Jeremiah Grossman, a security researcher, has found a way to exploit Safari’s (versions 4.x and 5.x) Autofill feature that would allow the bad guys to get your name, address, and contact information neither your approval nor knowledge. Fortunately, the exploit can be preemptively foiled by merely unchecking a preference.
Mr. Grossman, the founder and chief technology officer of White Hat Security, wrote in a blog post that he had found the exploit earlier this year and reported it to Apple on June 17th. Not having heard back from the company, aside from an auto-generated confirmation e-mail, Mr. Grossman published the exploit, a proof-of-concept demonstration to show it working, and instructions for Mac users for preventing the exploit until Apple releases a fix for it.
To do so, simply go to (Preferences > AutoFill > AutoFill web forms) an uncheck the “Using info from my Address Book card” field, if it is checked, as noted in the screenshot below.
The exploit requires a user to pull up a Web page that has been maliciously crafted, but it works whether or not you have been to that page before. The feature being exploited is a convenient one in Safari that allows the browser to fill in street information, e-mail addresses, your name, and your phone number, when the preference is checked.
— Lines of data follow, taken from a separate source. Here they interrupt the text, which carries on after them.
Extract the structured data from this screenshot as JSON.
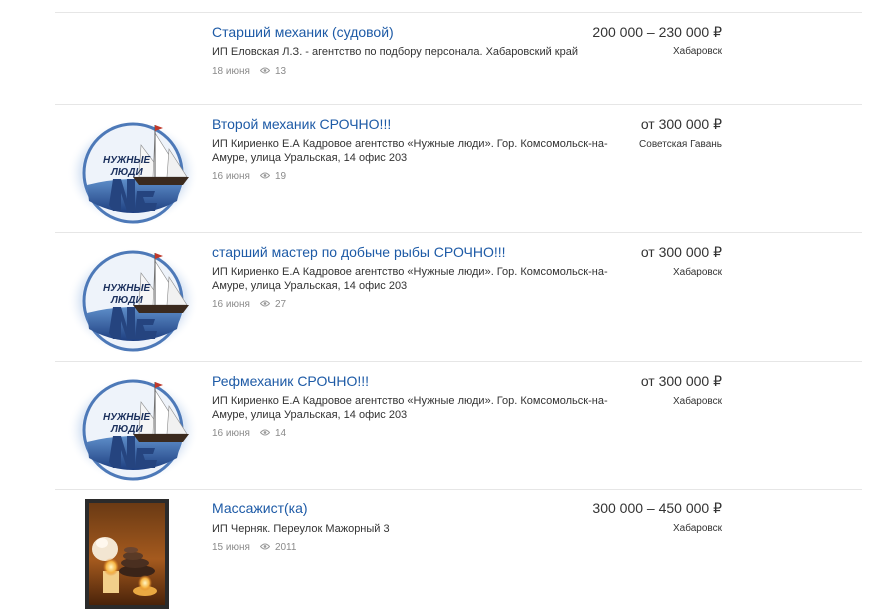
{
  "listings": [
    {
      "title": "Старший механик (судовой)",
      "company": "ИП Еловская Л.З. - агентство по подбору персонала. Хабаровский край",
      "date": "18 июня",
      "views": "13",
      "price": "200 000 – 230 000 ₽",
      "city": "Хабаровск",
      "image": "none"
    },
    {
      "title": "Второй механик СРОЧНО!!!",
      "company": "ИП Кириенко Е.А Кадровое агентство «Нужные люди». Гор. Комсомольск-на-Амуре, улица Уральская, 14 офис 203",
      "date": "16 июня",
      "views": "19",
      "price": "от 300 000 ₽",
      "city": "Советская Гавань",
      "image": "company-logo"
    },
    {
      "title": "старший мастер по добыче рыбы СРОЧНО!!!",
      "company": "ИП Кириенко Е.А Кадровое агентство «Нужные люди». Гор. Комсомольск-на-Амуре, улица Уральская, 14 офис 203",
      "date": "16 июня",
      "views": "27",
      "price": "от 300 000 ₽",
      "city": "Хабаровск",
      "image": "company-logo"
    },
    {
      "title": "Рефмеханик СРОЧНО!!!",
      "company": "ИП Кириенко Е.А Кадровое агентство «Нужные люди». Гор. Комсомольск-на-Амуре, улица Уральская, 14 офис 203",
      "date": "16 июня",
      "views": "14",
      "price": "от 300 000 ₽",
      "city": "Хабаровск",
      "image": "company-logo"
    },
    {
      "title": "Массажист(ка)",
      "company": "ИП Черняк. Переулок Мажорный 3",
      "date": "15 июня",
      "views": "2011",
      "price": "300 000 – 450 000 ₽",
      "city": "Хабаровск",
      "image": "spa-candles-photo"
    }
  ],
  "logo_text": [
    "НУЖНЫЕ",
    "ЛЮДИ"
  ],
  "icons": {
    "views": "eye-icon"
  },
  "colors": {
    "link": "#1d5aa6",
    "text": "#333333",
    "meta": "#8a8a8a",
    "divider": "#e6e6e6"
  }
}
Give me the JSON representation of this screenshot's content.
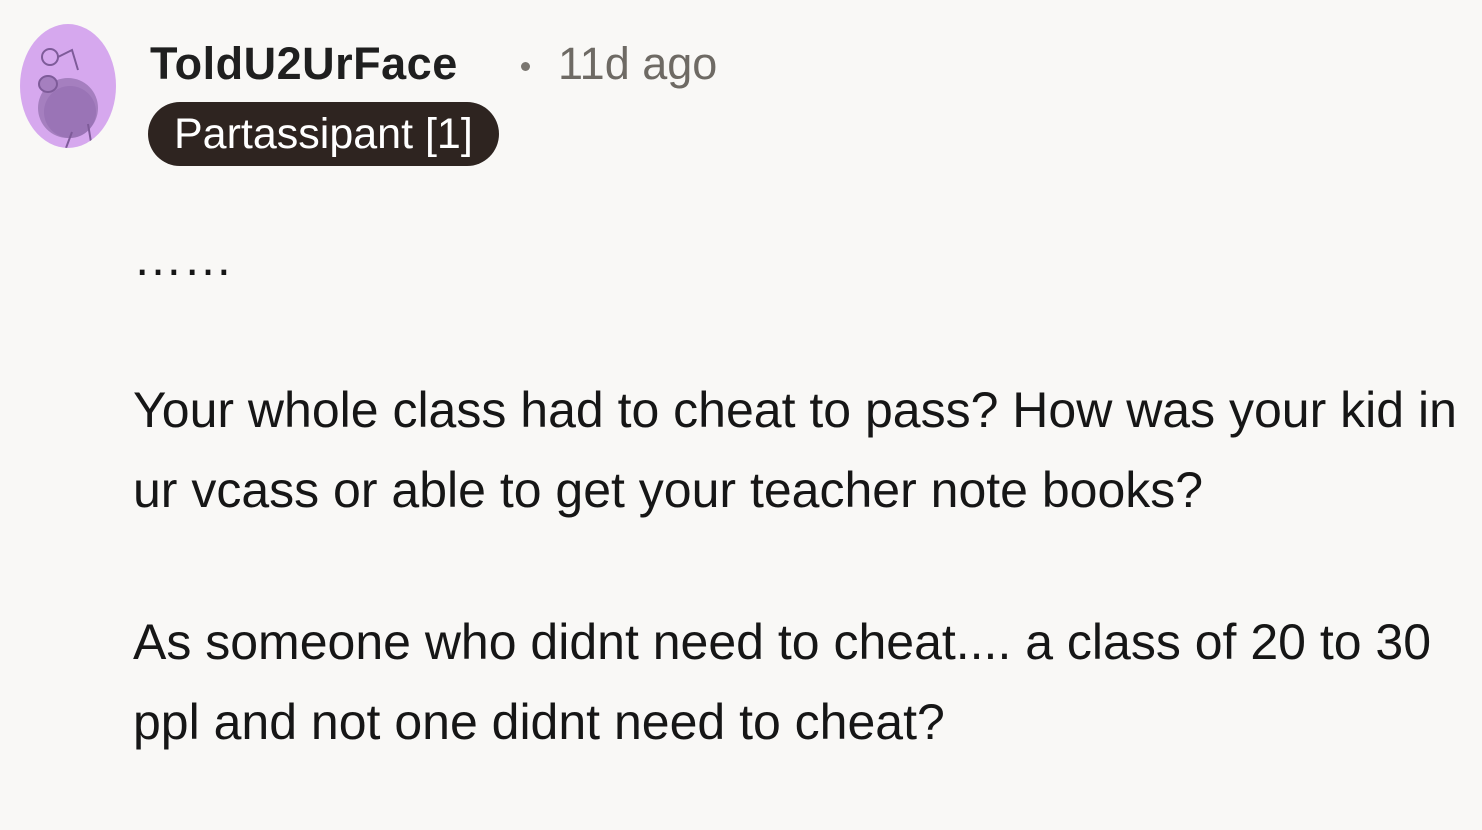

The problem is that Mr. Grossman figured out how to tap this feature using JavaScript to automatically try one letter after another in each field in a form, and capture the resulting autofill information once the right first letter was hit. By doing so, he can get a user’s name, their title, their company, their town, or their e-mail.
He was not able to get phone numbers or street addresses as he said that fields that begin with numbers don’t work with the proof-of-concept he developed. If you live in the 1920s, however, and your phone number begins with a “Clark” or “Klondike,” you may be vulnerable there, too.
This feature in Safari is checked by default, and if you fill out a lot of forms, you have likely used it repeatedly, and often. If so, you’ll miss it, should you choose to turn it off.
Mr. Grossman also offered a video of the exploit in action for those not wanting to risk his proof-of-concept page. You can find it on his blog post.